The Signal. “A California appellate court has ruled in favor of developers planning to build 21,000 homes on the banks of the Santa Clara River and has tossed out a 2012 court decision opposed to the project. The first phase of Newhall Ranch was approved by Los Angeles County supervisors in February 2012 after exhaustive studies. The project calls for developing 422 lots on about 295 acres. That would produce 270 single-family homes, 744 condominiums and 430 apartments.”

The Manteca Bulletin. “Developers are betting Manteca is going to go boom. There are 14,310 housing units either making their way through the approval and entitlement process at city hall or have lots that are ready to build. The housing units on the table have the potential to add more than 40,000 residents to Manteca. The city’s population at the start of the year was estimated at 72,000 by the California Department of Finance.”

The Daily Press. “City Councilwoman Angela Valles stepped up her support this week of a proposed major shift to less-dense housing districts, urging planning commissioners and fellow council members not to ‘bow down to developers and the building industry.’”

“The proposal has been met with staunch resistance by several from within the development industry, including Building Industry Association Baldy View Chapter CEO Carlos Rodriguez.
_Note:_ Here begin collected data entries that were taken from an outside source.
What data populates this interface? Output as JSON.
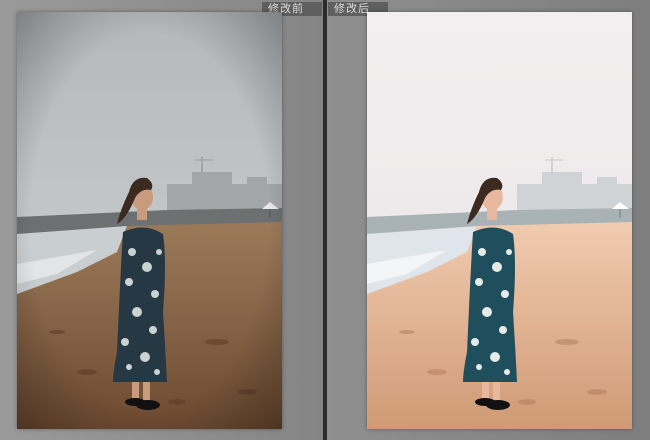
{
  "labels": {
    "before": "修改前",
    "after": "修改后"
  },
  "colors": {
    "before": {
      "sky_top": "#b4b8bb",
      "sky_bottom": "#d2d4d3",
      "haze": "#c6c8c7",
      "city": "#9ea2a2",
      "sea": "#c9ced1",
      "sand_top": "#9b7a5a",
      "sand_bottom": "#6d4a30",
      "dress": "#263844",
      "hair": "#3a2a20",
      "skin": "#c99b7d"
    },
    "after": {
      "sky_top": "#f2eff0",
      "sky_bottom": "#eae5e6",
      "haze": "#e3dfe0",
      "city": "#cdd1d4",
      "sea": "#dfe5ea",
      "sand_top": "#f1cbb0",
      "sand_bottom": "#cf9a75",
      "dress": "#1f4f5c",
      "hair": "#3a2a20",
      "skin": "#e7b89d"
    }
  }
}
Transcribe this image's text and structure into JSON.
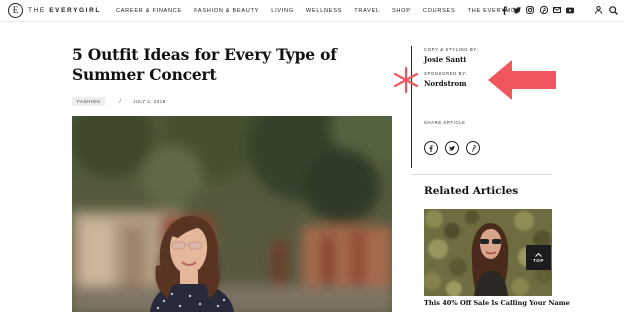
{
  "header": {
    "logo_mark": "E",
    "logo_text_light": "THE ",
    "logo_text_bold": "EVERYGIRL",
    "nav": [
      {
        "label": "CAREER & FINANCE"
      },
      {
        "label": "FASHION & BEAUTY"
      },
      {
        "label": "LIVING"
      },
      {
        "label": "WELLNESS"
      },
      {
        "label": "TRAVEL"
      },
      {
        "label": "SHOP"
      },
      {
        "label": "COURSES"
      },
      {
        "label": "THE EVERYMOM"
      }
    ],
    "social_icons": [
      "facebook-icon",
      "twitter-icon",
      "instagram-icon",
      "pinterest-icon",
      "email-icon",
      "youtube-icon"
    ],
    "right_icons": [
      "user-icon",
      "search-icon"
    ]
  },
  "article": {
    "title": "5 Outfit Ideas for Every Type of Summer Concert",
    "category": "FASHION",
    "separator": "/",
    "date": "JULY 2, 2018"
  },
  "sidebar": {
    "copy_label": "COPY & STYLING BY:",
    "copy_name": "Josie Santi",
    "sponsor_label": "SPONSORED BY:",
    "sponsor_name": "Nordstrom",
    "share_label": "SHARE ARTICLE",
    "share_icons": [
      "facebook-icon",
      "twitter-icon",
      "pinterest-icon"
    ],
    "related_title": "Related Articles",
    "related_caption": "This 40% Off Sale Is Calling Your Name",
    "top_label": "TOP"
  },
  "annotation": {
    "color": "#f0575c"
  }
}
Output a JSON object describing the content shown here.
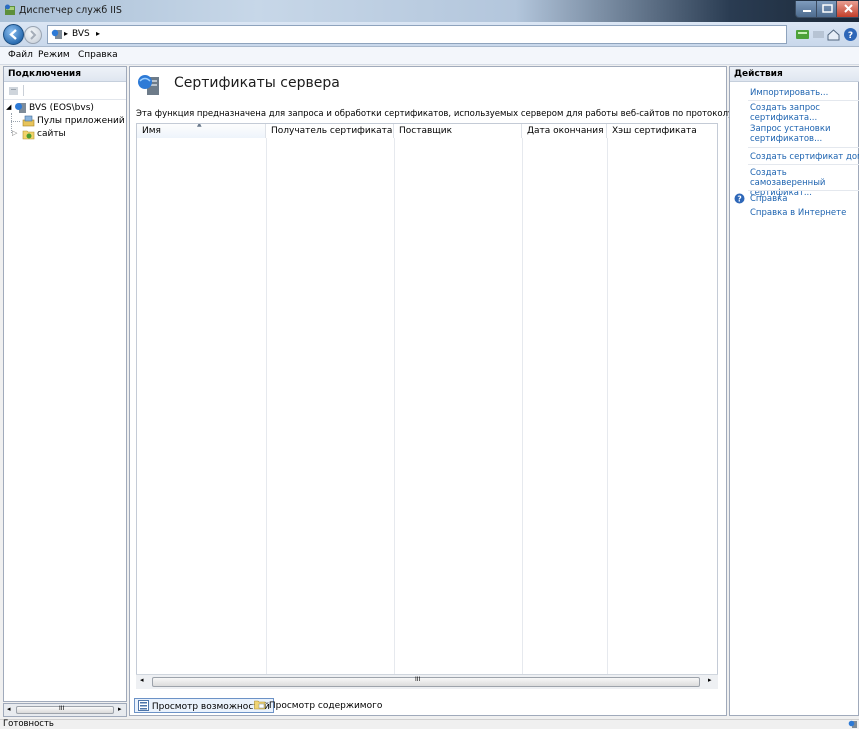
{
  "window": {
    "title": "Диспетчер служб IIS",
    "controls": {
      "minimize": "–",
      "maximize": "□",
      "close": "x"
    }
  },
  "address": {
    "crumbs": [
      "BVS"
    ],
    "separator": "▸"
  },
  "menu": {
    "items": [
      "Файл",
      "Режим",
      "Справка"
    ]
  },
  "connections": {
    "header": "Подключения",
    "tree": [
      {
        "label": "BVS (EOS\\bvs)",
        "level": 0,
        "expanded": true
      },
      {
        "label": "Пулы приложений",
        "level": 1
      },
      {
        "label": "сайты",
        "level": 1,
        "expanded": false
      }
    ],
    "scroll_label": "III"
  },
  "main": {
    "title": "Сертификаты сервера",
    "description": "Эта функция предназначена для запроса и обработки сертификатов, используемых сервером для работы веб-сайтов по протоколу SSL.",
    "columns": [
      "Имя",
      "Получатель сертификата",
      "Поставщик",
      "Дата окончания",
      "Хэш сертификата"
    ],
    "rows": [],
    "scroll_label": "III",
    "view_tabs": [
      {
        "label": "Просмотр возможностей",
        "active": true
      },
      {
        "label": "Просмотр содержимого",
        "active": false
      }
    ]
  },
  "actions": {
    "header": "Действия",
    "items": [
      {
        "label": "Импортировать...",
        "enabled": true
      },
      {
        "label": "Создать запрос сертификата...",
        "enabled": true
      },
      {
        "label": "Запрос установки сертификатов...",
        "enabled": true
      },
      {
        "label": "Создать сертификат домена...",
        "enabled": true
      },
      {
        "label": "Создать самозаверенный сертификат...",
        "enabled": true
      },
      {
        "label": "Справка",
        "enabled": true
      },
      {
        "label": "Справка в Интернете",
        "enabled": true
      }
    ]
  },
  "status": {
    "text": "Готовность"
  },
  "colors": {
    "link": "#1d63b0",
    "accent": "#2d6fb3"
  }
}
A key outspoken opponent to one of the most controversial components of the proposal — increasing minimum lot sizes for new single-family residential districts from 7,200 to 10,000 square feet — Rodriguez said on Thursday that it could be ‘the most significant proposed change in a quarter of a century in the city of Victorville.’”

“‘All eyes in Southern California are on the city of Victorville right now in the building communities,’ he said, referring to an interested 1,500 or so BIA member companies occupying the lower half of the state. ‘I feel so alone (on the dais),’ Valles said. ‘I have to remember it’s the people that voted me up there. … The BIA is not shy about going after politicians who stand up to them.’ Rodriguez declined to respond to that allegation.”

“Mayor Jim Cox said on Thursday that he didn’t want voting on the recommendation to drag on, but appeared less willing to throw full support behind a 10,000-square-foot minimum standard. Nonetheless, he said larger lot sizes, in general, were the way to go. ‘We have the small lots because of builders in the past (who said) ‘here is a way to build housing for your populous they can afford,’ Cox said. ‘This council does not agree with this. We don’t need to promote low-cost housing, we have an abundance of supply.’”

The Santa Cruz Sentinel. “Buyers are looking but there’s not much to look at. As of the first week in March, there were 455 listings in Santa Cruz County, the fewest in nine years, according to Gary Gangnes of Real Options Realty, who tracks the market. Home prices tend to drop in the winter, but the median, the mid-point of what sold, stayed in the $600,000s this year after reaching $674,444 in November. In February, the median price was $622,500, Gangnes said.”

“Glenn Fuller, a full-time appraiser since 1983, considers interest rates of 4.5 to 4.75 percent ‘a heck of a generous loan.’ Yet, move-up buyers are rare. ‘The availability of money turns out to be a bigger thing than I ever thought,’ Fuller said. ‘Most people are saying, ‘What’s my monthly payment?’ If they raise interest rates, no one will be able to qualify (for a loan).’”

“If he bought a home for $1.3 million, he said, his property taxes would jump from $3,000 a year to over $13,000 a year. ‘Once you get your property taxes set, it makes a lot more sense to remodel your house rather than buy,’ Fuller said.”

“Tom Brezsny, an agent with Sereno Group, recalled how in 2005, the inventory of homes for sale was low, but there was a robust move-up market because it was easy to borrow money. Homeowners would get an equity line of credit to fund a down payment, then shop around. Loans were easy to get, borrowers did not have document employment, assets, and income sources, and once they found the home they wanted, they could easily sell their old house, which was worth more because of rising prices.”

“Those easy money days are gone, homeowners haven’t forgotten how the market blew up and ‘they’re not willing to take the risk,’ Brezsny said.”